Outside my room door is a large insulated container about the size of a small dustbin. It is sealed and contains my stem cells harvested at the beginning of December for returning to me tomorrow. As the Malphalan is slow to act, by giving the stem cells back as soon as possible after the Uber Chemo, it is hoped that they will have found their way to the bone marrow and begin morphing into white cells coinciding with the killing off of the existing ones. It won’t quite match up at first, but gradually numbers should pick up and I can find my way out of this particular wood. All this physiological devastation wreaked on me today will lead to me feeling weak and ill for a while but the white Knights are waiting in the shadows soon to strike.
Tonight I walked a mile on the ward. I have made a friend called Paula who has similar issues to mine. She will get the Megazap on Monday and her cells Tuesday. Being a 36 bedded ward which is 80 metres long, 10 times out and back + 40 metres gives us roughly 1 mile. Paula carried on and did 5 miles. I had a blog to write so couldn’t continue. I also want to play a few online scrabble games otherwise my cyber playmates will force forfeit me for being too slow! I will get this off to Emma now to edit. I hope you like the pictures and please ask me to explain anything you want more information about.

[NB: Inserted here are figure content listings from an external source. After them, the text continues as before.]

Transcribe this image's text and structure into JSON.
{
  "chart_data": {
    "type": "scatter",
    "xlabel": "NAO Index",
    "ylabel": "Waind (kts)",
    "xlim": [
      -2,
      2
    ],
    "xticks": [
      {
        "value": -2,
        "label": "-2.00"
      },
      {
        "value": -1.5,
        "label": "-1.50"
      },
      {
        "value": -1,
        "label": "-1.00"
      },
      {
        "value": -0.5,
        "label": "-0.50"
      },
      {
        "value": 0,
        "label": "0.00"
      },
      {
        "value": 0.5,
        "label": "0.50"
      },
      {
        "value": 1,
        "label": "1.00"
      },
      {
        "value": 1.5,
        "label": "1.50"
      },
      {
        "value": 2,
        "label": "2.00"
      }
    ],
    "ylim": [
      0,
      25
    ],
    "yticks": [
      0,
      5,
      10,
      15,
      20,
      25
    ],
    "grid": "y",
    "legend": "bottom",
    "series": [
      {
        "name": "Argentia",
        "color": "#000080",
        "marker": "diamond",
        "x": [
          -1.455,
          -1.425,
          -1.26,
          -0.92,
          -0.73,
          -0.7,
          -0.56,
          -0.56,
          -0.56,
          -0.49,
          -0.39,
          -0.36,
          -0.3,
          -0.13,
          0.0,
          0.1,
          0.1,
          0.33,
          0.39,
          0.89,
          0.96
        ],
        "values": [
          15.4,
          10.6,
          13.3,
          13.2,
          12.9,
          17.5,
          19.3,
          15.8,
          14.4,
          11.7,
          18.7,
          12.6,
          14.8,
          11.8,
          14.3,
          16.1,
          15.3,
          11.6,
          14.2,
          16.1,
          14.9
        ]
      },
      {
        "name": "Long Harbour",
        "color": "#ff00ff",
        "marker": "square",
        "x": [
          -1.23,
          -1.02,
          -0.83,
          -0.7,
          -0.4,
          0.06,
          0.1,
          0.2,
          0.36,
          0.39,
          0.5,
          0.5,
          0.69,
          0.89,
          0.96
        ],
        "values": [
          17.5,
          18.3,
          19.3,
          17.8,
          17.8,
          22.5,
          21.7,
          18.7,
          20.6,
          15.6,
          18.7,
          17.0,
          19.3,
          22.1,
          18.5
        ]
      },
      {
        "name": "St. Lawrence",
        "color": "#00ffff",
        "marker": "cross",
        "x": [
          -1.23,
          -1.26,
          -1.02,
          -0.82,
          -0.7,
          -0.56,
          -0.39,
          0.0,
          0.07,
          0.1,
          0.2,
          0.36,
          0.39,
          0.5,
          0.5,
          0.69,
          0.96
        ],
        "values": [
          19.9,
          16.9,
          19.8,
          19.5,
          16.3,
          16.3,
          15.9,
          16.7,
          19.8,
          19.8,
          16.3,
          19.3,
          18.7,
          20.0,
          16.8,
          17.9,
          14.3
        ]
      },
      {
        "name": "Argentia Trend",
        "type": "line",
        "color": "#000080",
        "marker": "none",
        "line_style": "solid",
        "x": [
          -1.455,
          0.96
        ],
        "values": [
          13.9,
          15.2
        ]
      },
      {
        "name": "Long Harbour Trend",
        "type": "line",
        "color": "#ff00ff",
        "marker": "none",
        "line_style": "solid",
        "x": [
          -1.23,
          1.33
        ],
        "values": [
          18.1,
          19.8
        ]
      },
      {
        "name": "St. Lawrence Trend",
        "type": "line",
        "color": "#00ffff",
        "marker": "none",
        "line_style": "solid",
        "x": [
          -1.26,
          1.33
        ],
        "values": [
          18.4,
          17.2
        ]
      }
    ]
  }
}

The song by Green Day, one of the bands my granddaughter Anna likes, recorded the song ‘Good Riddance’ a few years ago. The actual composer said it was about the loss of a girlfriend who went to live in Ecuador. However like all good songs it got reapropriated by other agencies. It is now an obligatory play at American High School leaving Proms. The young people see the words as representing leaving High School. They are glad to go but recognise the positive and good things that came from the High School experience. It has similarly turned up with a relating video on Cancer song lists (if you didn’t know there were any believe me there are dozens!). The song suggests that cancer whilst scary and utterly frightening can also have a very positive side with wonderful and beautiful experiences too. Many people may not agree with me here. Many people have such dreadful experiences. For me though, my family and friends have made this experience far easier to manage than it could have been. I speak as I find. Life is full of challenges and cancer is just one of them. I don’t think I am even particularly brave. I think I am just realistic. On that very controversial note I will say goodnight!
Emma writing: I will update the blog while Mum is unable to, so that all you lovely kind people know what’s going on.